Natural resources do not create human wealth. If they did, Japan, Singapore, and Hong Kong would be poor while Nigeria and North Korea would be rich. Alberta’s oil and gas are not intrinsically more valuable than Quebec’s hydro power or Ontario’s proximity to major American markets. Wealth grows from institutions and public policies that foster its creation. Below are the Ten Commandments of the “Alberta Model.” They were not revealed on tablets of stone but worked out by trial and error under sixty years of enlightened conservative government, in which Ernest Manning, Peter Lougheed, and Ralph Klein were the main figures.
1. Avoidance of public debt and investment of fiscal surpluses to help pay for the needs of government.

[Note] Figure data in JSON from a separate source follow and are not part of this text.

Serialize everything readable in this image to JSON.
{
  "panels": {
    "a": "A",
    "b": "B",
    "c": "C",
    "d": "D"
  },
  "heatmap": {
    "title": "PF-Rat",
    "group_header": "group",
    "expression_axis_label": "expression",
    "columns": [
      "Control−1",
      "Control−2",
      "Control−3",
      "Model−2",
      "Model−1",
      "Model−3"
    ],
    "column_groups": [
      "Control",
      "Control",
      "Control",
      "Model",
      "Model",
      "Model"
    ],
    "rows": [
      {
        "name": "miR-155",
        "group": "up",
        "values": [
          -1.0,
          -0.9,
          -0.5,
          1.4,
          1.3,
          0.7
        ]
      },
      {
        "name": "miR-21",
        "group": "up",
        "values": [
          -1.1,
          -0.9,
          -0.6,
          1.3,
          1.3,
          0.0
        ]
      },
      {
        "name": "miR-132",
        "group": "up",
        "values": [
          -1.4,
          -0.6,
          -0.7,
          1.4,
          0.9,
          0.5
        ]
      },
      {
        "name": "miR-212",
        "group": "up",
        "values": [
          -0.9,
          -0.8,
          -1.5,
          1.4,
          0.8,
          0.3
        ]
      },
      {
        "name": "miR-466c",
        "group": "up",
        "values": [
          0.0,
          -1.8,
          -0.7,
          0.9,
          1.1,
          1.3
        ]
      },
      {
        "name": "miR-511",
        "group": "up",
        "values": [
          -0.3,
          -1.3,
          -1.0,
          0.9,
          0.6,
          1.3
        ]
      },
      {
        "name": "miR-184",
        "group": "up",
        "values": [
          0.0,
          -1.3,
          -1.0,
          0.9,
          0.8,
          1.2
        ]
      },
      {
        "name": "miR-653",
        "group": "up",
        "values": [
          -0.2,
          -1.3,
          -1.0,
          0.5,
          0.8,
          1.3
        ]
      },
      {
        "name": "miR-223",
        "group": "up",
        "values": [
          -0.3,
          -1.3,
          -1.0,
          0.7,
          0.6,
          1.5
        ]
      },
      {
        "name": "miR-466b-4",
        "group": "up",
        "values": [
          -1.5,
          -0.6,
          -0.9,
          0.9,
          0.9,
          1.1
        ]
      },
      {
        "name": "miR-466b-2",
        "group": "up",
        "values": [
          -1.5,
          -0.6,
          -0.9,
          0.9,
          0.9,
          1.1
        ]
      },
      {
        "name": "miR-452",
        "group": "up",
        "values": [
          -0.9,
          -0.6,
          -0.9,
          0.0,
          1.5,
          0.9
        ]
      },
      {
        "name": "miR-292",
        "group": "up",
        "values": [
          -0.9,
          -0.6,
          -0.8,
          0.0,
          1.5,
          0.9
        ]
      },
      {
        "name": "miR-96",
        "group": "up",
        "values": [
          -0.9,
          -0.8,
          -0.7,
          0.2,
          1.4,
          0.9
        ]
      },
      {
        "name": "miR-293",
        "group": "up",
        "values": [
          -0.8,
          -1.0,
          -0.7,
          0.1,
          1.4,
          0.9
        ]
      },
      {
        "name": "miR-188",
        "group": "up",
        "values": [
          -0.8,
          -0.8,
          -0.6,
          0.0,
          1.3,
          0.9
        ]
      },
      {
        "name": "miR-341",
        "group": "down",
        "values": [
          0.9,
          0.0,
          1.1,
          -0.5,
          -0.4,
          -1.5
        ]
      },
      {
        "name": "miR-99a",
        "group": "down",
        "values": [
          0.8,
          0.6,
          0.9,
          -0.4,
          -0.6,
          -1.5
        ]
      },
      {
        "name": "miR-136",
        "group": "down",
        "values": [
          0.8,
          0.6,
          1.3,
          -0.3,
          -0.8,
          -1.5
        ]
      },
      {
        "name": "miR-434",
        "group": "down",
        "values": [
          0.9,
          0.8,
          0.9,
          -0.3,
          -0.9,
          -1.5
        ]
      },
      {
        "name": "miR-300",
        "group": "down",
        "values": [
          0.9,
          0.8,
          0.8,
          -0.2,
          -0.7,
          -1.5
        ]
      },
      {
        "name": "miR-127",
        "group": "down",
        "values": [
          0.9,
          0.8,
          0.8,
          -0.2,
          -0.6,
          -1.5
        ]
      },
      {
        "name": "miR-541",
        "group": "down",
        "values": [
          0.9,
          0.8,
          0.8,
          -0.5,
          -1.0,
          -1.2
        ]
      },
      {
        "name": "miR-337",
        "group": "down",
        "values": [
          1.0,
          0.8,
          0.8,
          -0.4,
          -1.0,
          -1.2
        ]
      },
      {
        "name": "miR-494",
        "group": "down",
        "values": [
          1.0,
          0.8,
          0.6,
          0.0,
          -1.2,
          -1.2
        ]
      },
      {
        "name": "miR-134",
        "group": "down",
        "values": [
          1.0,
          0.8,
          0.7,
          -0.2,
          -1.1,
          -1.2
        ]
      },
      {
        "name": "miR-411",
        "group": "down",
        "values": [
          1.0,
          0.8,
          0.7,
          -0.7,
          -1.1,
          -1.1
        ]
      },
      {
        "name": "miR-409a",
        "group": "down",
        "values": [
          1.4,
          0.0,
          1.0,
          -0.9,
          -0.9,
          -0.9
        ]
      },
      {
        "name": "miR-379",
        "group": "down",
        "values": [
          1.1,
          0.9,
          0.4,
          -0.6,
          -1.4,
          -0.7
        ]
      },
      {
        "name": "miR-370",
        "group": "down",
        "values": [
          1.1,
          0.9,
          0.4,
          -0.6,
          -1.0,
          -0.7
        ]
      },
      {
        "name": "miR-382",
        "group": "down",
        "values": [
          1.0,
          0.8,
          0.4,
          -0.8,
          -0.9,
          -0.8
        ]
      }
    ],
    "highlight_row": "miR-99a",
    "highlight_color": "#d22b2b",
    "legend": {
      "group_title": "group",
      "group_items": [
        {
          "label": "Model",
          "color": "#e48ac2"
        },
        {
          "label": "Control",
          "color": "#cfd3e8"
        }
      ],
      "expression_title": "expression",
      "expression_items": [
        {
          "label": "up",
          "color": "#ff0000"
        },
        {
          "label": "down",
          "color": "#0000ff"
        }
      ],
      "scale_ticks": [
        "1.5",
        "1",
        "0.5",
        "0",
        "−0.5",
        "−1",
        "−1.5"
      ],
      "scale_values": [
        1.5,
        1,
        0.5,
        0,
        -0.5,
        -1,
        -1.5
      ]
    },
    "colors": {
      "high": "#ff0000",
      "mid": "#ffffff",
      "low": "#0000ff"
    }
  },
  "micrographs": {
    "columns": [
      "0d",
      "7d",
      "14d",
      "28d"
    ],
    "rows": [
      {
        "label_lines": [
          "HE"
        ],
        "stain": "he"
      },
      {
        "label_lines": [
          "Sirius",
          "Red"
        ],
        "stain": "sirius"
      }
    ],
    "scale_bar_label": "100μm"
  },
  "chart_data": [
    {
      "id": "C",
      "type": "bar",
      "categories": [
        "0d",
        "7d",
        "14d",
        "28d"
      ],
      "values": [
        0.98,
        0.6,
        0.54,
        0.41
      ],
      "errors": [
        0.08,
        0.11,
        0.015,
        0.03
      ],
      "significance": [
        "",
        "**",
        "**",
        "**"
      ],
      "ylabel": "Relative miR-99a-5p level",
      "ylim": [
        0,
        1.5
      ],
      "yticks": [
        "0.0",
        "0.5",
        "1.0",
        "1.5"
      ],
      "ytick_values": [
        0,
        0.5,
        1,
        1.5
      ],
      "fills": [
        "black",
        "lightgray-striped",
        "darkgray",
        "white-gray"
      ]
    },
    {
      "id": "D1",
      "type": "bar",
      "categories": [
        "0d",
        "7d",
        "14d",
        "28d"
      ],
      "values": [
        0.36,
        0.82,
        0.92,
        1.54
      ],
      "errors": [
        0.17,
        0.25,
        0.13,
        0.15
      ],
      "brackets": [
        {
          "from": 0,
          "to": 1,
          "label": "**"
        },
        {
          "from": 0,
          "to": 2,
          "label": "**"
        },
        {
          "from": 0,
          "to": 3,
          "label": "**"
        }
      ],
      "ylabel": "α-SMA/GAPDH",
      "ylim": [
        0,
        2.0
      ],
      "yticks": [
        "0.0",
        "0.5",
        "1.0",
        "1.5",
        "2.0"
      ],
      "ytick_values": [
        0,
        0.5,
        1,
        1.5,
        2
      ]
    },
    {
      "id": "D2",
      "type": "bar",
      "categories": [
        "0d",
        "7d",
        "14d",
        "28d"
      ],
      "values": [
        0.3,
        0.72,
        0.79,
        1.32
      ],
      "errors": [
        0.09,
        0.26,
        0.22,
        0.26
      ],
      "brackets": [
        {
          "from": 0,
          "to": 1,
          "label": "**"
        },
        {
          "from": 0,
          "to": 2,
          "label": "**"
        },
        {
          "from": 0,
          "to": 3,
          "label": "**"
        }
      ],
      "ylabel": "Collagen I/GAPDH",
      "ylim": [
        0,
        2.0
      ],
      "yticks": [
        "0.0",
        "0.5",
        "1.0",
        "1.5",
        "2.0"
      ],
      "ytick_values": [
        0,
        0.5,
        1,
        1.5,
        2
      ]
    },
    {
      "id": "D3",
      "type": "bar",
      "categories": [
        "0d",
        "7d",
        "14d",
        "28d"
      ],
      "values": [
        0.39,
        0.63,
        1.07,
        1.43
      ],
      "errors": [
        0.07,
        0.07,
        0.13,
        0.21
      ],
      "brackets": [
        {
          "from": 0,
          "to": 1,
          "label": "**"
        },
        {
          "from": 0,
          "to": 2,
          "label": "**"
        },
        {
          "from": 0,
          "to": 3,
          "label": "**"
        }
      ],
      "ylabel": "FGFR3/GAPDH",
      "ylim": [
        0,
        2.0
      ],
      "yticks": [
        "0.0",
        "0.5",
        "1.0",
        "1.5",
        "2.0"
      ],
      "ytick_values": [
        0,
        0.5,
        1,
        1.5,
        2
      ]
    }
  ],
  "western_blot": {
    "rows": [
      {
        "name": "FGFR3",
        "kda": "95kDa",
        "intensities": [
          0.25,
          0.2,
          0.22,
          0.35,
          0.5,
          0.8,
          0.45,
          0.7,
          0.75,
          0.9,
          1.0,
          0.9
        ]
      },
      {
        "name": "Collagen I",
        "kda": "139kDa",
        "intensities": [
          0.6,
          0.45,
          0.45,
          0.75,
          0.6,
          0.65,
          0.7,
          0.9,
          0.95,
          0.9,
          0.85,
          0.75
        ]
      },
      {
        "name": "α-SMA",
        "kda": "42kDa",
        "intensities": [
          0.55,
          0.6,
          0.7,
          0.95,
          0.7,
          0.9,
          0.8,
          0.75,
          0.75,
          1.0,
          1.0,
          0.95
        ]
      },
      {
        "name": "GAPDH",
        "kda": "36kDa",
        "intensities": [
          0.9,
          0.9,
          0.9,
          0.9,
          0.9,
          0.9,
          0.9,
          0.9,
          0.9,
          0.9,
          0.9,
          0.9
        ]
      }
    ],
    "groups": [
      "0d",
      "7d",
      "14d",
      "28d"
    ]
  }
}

2. Low taxes. No provincial sales tax and the lowest personal and corporate taxes in Canada.
3. Private-sector development of natural resources. The provincial Crown owns most of the oil and gas, but exploration, production, refining, transportation, and marketing are done entirely by private enterprise. Thank God we never created a “PetroAlberta” to run our major industry.
4. No monopolistic Crown corporations in other areas. Treasury Branches have to compete with other financial institutions. Power generation, automobile insurance, and liquor marketing are dominated by tax-paying, profit-making private enterprise, not bloated, debt-ridden public corporations. We flirted with public ownership in the Lougheed years (Pacific Western Airlines) but got over that failed romance.
5. No subsidies to business (apart from farmers — no one’s perfectly consistent). Again, we wasted a lot of money on corporate welfare in the Lougheed-Getty years but learned from the experience.
6. The best education results in Canada, aided by frequent testing of both student and school performance as well as by a more or less level playing field for Catholic, other religious, and secular private schools to compete with public education.
7. Reliance on market prices. No rent controls, underpriced hydro, or ridiculously cheap daycare, which subsidizes two-income families at the expense of one-income families.